McLennan was hired late last year as a sustainability consultant for the $930 million all-private arena rebuild. The native of Sudbury, Ontario, who grew up a hockey fan, met Leiweke in 2014 to work with him when the latter was CEO of the Tampa Bay Lightning.
But McLennan said in an interview Thursday he never imagined this. The arena is believed to be the first in the NHL to shun natural gas, a primary component of systems used to dehumidify ice rinks.
McLennan said the toughest challenge was arena work had already begun, with natural gas equipment purchased and architectural work planned to accommodate it. It had to be switched on the fly.
“I think what’s unique is we’re doing so many things at the highest level possible,” said McLennan, who left Sudbury at 19 to study architecture at the University of Oregon. “And I hope that it inspires a sea change in the entire sports and entertainment industry.”
He added: “This is about as hard a building site to do this stuff in. It’s a lot easier to do what we’re talking about in office buildings, or schools or people’s homes. So if you can do this all in an arena, then the message here is there’s no excuse for not thinking about this with everything.
“And that’s really a powerful lesson.”
OVG co-founder and CEO Tim Leiweke, older brother of Tod Leiweke, said Thursday it wasn’t until February that he had architectural firm Populous, project manager CAA Icon and general contractor Mortenson redo arena plans. The added work amounted to “tens of millions of dollars” — much of it covered by NHL Seattle principal owner David Bonderman — after negotiations involving “more than a thousand people” to ensure the zero-carbon goal was attainable.
To eliminate plastics in four years, OVG had to get its to-be-announced soft-drink and malt-beverage partners to reconfigure their manufacturing and bottling.
“They had to transform their entire company’s philosophy and timeline on sustainability just for Seattle,” he said.
OVG also got creative on solar panels, because the arena’s historical-landmark-protected roof couldn’t be touched.

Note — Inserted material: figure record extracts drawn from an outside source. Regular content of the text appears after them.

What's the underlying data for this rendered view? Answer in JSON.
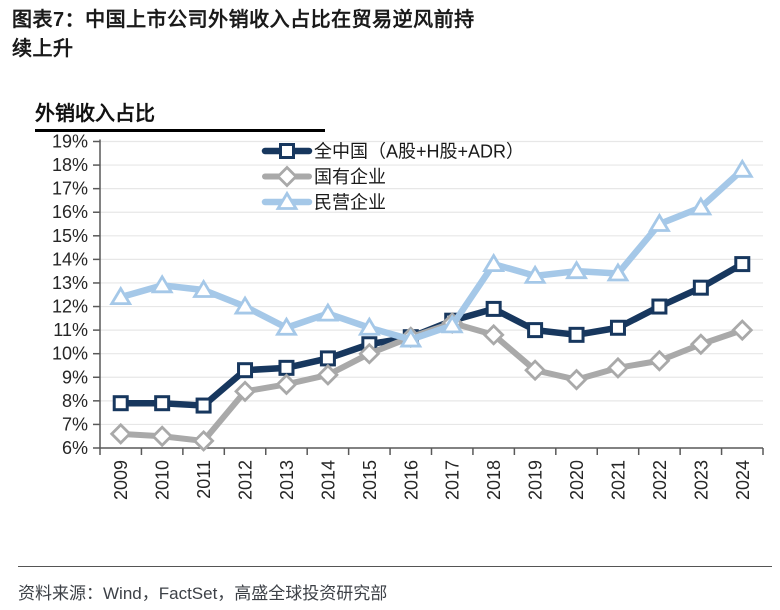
{
  "header": {
    "title": "图表7：中国上市公司外销收入占比在贸易逆风前持续上升"
  },
  "footer": {
    "source": "资料来源：Wind，FactSet，高盛全球投资研究部"
  },
  "chart_data": {
    "type": "line",
    "title": "外销收入占比",
    "x": [
      "2009",
      "2010",
      "2011",
      "2012",
      "2013",
      "2014",
      "2015",
      "2016",
      "2017",
      "2018",
      "2019",
      "2020",
      "2021",
      "2022",
      "2023",
      "2024"
    ],
    "ylabel_format": "percent",
    "ylim": [
      6,
      19
    ],
    "ytick_step": 1,
    "ytick_labels": [
      "6%",
      "7%",
      "8%",
      "9%",
      "10%",
      "11%",
      "12%",
      "13%",
      "14%",
      "15%",
      "16%",
      "17%",
      "18%",
      "19%"
    ],
    "grid": "horizontal",
    "legend_position": "top-inside",
    "axis_color": "#595959",
    "grid_color": "#e7e7e7",
    "tick_label_color": "#262626",
    "series": [
      {
        "name": "全中国（A股+H股+ADR）",
        "marker": "square",
        "color": "#17375E",
        "values": [
          7.9,
          7.9,
          7.8,
          9.3,
          9.4,
          9.8,
          10.4,
          10.7,
          11.4,
          11.9,
          11.0,
          10.8,
          11.1,
          12.0,
          12.8,
          13.8
        ]
      },
      {
        "name": "国有企业",
        "marker": "diamond",
        "color": "#A9A9A9",
        "values": [
          6.6,
          6.5,
          6.3,
          8.4,
          8.7,
          9.1,
          10.0,
          10.7,
          11.3,
          10.8,
          9.3,
          8.9,
          9.4,
          9.7,
          10.4,
          11.0
        ]
      },
      {
        "name": "民营企业",
        "marker": "triangle",
        "color": "#A5C8E8",
        "values": [
          12.4,
          12.9,
          12.7,
          12.0,
          11.1,
          11.7,
          11.1,
          10.6,
          11.2,
          13.8,
          13.3,
          13.5,
          13.4,
          15.5,
          16.2,
          17.8
        ]
      }
    ]
  }
}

Instead, the panels will go atop the Alaska Airlines Atrium at the venue’s main entrance and the VIP parking garage.
“I’ve been doing this more than 40 years and built more arenas than anybody on the face of the Earth,” Tim Leiweke said. “This is the hardest negotiation and commitment towards a partnership like this that I’ve ever been a part of.”
There will still be natural gas used during construction, with OVG calculating the embodied carbon from that and finding “natural climate solutions” to attain net zero carbon for the building. But once finalized, there will be no gas used anywhere.
Tod Leiweke said the NHL had to be shown that the ice system and other plans would work, but added that commissioner Gary Bettman is “thrilled” with what’s happening.
“You go all the way back to 1962 when the building opened and what all of this stood for,” Leiweke said. “Seattle was on the forefront, it was the World’s Fair, it was about the future. It was about exciting people about what was to come.
“And in an amazing, circuitous route, this (arena) roof now stands for those things again.”